Das Ziel des Netzwerks ist es, bisher nur exemplarisch getestete genetische Verfahren zur umfassenden Erfassung und Überwachung der Biodiversität in Meeren, Seen und Flüssen zu standardisieren. Der bisherige Prozess zur Bestimmung der ökologisch-wichtigen Schlüsselindikatoren sei „sehr zeitaufwändig, teuer und nicht standardisiert“ (Prof. Leese), und gerade bei kleineren Organismen ist die bisherige Bestimmungsmethode sehr viel fehleranfälliger als DNA-basierte Tests. Daher wird das DNAqua-Net in fünf Arbeitsgruppen konkrete Vorschläge entwickeln sowie technische und konzeptionelle Fragen klären, die dem weitläufigen Einsatz der genetischen Tests momentan noch im Wege stehen. Dabei wird es und seine mehr als 250 Vertreter aus 41 Nationen von der EU für vier Jahre als EU COST Action (Co-Operation in Science and Technology) unterstützt.

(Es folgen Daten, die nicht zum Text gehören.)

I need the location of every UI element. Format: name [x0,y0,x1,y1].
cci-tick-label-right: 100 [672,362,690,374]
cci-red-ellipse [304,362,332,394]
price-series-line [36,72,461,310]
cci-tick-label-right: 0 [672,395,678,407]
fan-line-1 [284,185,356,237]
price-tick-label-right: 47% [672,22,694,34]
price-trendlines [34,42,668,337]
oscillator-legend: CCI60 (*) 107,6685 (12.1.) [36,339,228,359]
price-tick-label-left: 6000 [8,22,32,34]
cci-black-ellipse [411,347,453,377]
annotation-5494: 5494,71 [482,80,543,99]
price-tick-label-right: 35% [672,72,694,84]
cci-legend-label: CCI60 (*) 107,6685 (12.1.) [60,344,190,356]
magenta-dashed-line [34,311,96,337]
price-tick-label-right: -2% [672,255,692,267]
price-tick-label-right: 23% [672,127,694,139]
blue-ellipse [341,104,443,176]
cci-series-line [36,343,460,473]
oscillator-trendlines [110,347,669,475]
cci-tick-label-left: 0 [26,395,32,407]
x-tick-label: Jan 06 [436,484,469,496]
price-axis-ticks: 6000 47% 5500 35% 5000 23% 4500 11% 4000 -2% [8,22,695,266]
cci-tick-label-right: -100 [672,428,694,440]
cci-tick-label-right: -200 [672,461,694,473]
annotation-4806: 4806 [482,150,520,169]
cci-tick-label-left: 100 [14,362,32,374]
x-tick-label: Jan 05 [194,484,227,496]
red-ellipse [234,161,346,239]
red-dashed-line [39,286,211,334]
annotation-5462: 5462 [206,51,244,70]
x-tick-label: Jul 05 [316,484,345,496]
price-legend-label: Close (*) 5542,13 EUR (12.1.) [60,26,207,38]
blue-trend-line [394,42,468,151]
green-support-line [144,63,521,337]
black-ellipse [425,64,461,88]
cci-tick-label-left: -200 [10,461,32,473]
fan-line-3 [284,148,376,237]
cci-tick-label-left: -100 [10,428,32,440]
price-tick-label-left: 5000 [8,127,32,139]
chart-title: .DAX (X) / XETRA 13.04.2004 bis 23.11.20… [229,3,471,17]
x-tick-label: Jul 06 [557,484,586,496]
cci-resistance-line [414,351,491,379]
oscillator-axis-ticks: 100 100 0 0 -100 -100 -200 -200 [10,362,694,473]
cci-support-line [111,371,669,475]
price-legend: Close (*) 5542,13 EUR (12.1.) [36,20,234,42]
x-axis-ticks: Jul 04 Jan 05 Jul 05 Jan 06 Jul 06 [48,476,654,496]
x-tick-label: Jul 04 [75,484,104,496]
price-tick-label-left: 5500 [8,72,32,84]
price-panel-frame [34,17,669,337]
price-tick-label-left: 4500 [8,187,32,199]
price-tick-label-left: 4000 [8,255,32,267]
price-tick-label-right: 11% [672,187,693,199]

Zur Original-Pressemitteilung gelangen Sie hier:

https://www.uni-due.de/de/presse/meldung.php?id=9745

 

Digitale Nachrüstung für bestehende Maschinen und Anlagen
Fraunhofer-Gesellschaft

Das Fraunhofer-Institut für Optronik, Systemtechnik und Bildauswertung in Karlsruhe (IOSB) hat mit der Entwicklung des PLUGandWORK™-Cubes einen Weg gefunden, ältere Geräte ohne digitale Schnittstellen in das Industrie-4.0 Konzept einzubinden.

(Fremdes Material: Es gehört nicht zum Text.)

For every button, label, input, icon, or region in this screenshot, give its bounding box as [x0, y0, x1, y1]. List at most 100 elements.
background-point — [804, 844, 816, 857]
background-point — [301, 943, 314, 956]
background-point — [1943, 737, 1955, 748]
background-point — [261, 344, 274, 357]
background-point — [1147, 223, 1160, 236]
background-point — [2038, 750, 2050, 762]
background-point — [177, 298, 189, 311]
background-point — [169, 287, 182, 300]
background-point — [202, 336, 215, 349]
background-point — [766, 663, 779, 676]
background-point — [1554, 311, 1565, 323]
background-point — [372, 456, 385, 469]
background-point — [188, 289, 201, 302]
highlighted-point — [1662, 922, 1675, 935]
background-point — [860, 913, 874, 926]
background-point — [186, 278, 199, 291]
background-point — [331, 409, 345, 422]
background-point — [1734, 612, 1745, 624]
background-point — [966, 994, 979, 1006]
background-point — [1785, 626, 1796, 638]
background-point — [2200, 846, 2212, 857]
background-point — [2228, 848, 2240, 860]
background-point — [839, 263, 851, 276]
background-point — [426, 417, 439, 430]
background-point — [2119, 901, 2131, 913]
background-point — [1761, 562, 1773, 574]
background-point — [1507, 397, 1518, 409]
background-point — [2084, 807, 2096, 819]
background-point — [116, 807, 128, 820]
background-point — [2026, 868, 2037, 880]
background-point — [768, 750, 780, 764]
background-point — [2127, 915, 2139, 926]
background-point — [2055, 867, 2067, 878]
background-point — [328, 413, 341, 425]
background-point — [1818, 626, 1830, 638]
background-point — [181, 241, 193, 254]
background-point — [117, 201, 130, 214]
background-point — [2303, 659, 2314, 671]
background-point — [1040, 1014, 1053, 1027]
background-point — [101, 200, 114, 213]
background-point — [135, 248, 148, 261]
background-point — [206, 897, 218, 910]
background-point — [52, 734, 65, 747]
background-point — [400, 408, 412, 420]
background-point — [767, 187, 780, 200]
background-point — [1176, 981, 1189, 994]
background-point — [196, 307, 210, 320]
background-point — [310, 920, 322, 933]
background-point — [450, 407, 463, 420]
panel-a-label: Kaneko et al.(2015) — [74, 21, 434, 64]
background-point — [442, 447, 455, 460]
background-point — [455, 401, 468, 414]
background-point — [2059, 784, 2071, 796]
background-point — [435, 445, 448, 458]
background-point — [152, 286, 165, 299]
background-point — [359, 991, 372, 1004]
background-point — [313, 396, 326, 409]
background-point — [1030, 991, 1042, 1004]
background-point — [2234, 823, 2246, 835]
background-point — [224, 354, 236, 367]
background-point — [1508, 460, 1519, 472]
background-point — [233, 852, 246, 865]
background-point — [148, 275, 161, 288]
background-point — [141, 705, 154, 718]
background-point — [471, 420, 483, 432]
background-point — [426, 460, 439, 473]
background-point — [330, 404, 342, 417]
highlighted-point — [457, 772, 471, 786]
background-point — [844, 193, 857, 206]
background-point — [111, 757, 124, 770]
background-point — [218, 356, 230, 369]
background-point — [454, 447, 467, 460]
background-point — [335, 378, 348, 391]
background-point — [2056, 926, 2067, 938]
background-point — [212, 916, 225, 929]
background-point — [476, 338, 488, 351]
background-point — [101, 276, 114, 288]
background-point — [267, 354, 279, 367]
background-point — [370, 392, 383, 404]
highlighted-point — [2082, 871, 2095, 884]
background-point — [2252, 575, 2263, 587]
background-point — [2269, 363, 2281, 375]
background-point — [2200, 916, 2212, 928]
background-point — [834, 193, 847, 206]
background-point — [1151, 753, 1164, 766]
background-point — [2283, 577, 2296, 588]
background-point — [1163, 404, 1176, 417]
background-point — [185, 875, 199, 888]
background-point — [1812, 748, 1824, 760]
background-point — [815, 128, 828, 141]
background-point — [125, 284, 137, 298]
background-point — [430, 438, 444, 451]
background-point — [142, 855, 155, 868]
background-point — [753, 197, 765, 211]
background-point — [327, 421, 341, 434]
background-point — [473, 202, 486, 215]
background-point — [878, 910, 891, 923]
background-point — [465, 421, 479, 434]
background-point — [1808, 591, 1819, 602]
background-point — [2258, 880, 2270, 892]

Der Windows-betriebene Computer in dem neu entwickelten Cube generiert nach der Eingabe der Selbstbeschreibung der zu vernetzenden Maschine den Kommunikations-Server zum Austausch von Informationen mit anderen Maschinen und der generellen Fertigungssteuerung, sodass sie nun über das allgemeine Netzwerk angesprochen und gesteuert werden kann. Dadurch können auch ältere Geräte digital statt manuell konfiguriert und eventuell auftretende Probleme zentral behoben werden. Bis zu 20 Maschinen lassen sich an einen der Cubes anschließen, die vom 24. bis 28. April auf der Hannover Messe (Halle 2, Stand C22) in einer Demo zusehen sind.